В пятницу утром на кухне она прекрасно сумела постоять за себя. В отличие от него она дожала отца, подчинила своей воле, но сейчас, видя ее такой, он бесился и ничего не мог с собой поделать.

– Ты говоришь то, что, по-твоему, я хочу слышать.

– Прости.

– Не стоит извиняться. Просто объясни, черт побери, что тебе нужно.

Ее плечи дрогнули.

– Я хочу, чтобы ты посмотрел, не скрывается ли убийца в моей комнате, – выпалила она.

Он со свистом втянул в себя воздух.

Слеза шлепнулась на штанину ее пижамы, прямо рядом с красным сердечком с надписью «Зацелуй меня до безумия».
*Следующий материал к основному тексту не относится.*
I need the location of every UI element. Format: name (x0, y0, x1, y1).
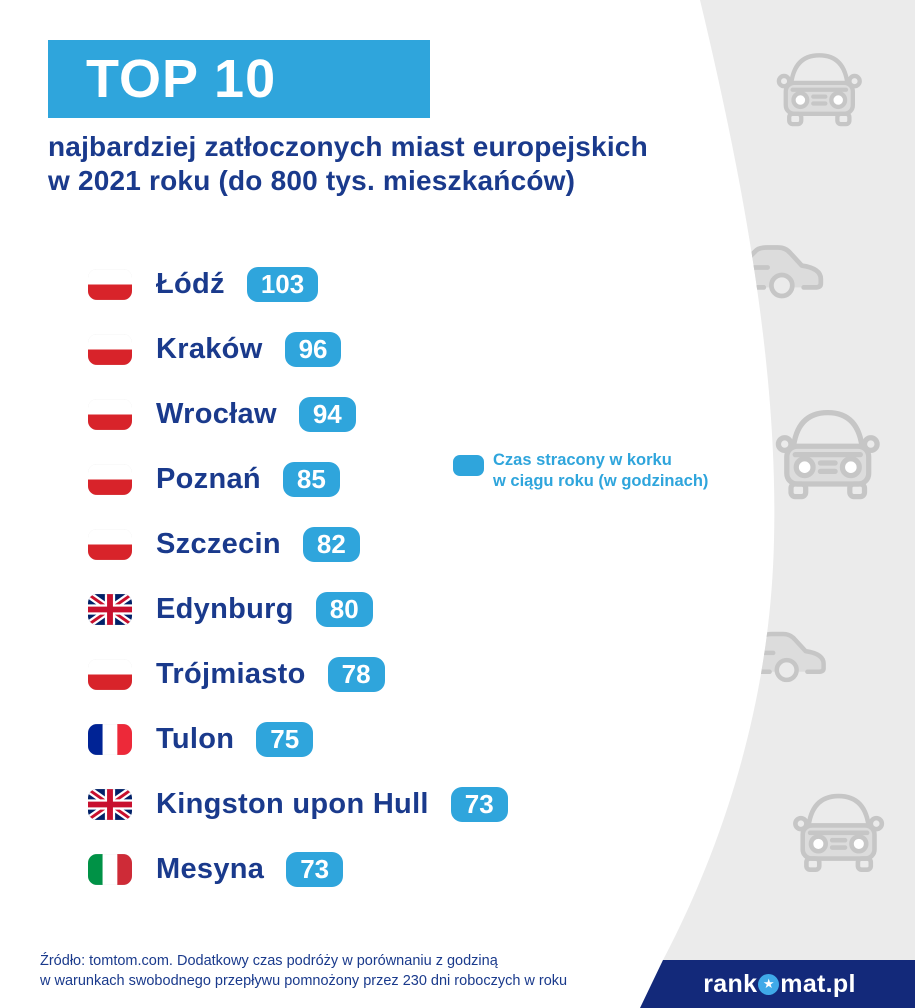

Он оказался самой большой сволочью на свете, но больше так продолжаться не будет. Он не может ожесточиться против нее только потому, что девочка ему мешает.

Он опустился на ступеньку рядом с ней. Из его спальни выскочила Паффи и устроилась между ними.

Всю свою взрослую жизнь он не давал детским горестям взять верх над настоящим. Только на футбольном поле он выпускал на свободу тот вихрь темных эмоций, которые в обычное время держал под спудом. А вот теперь позволил гневу излиться на человека, менее всего это заслужившего. Он наказывал этого сверхчувствительного, беззащитного ребенка за то, что напомнил ему о собственной былой беспомощности.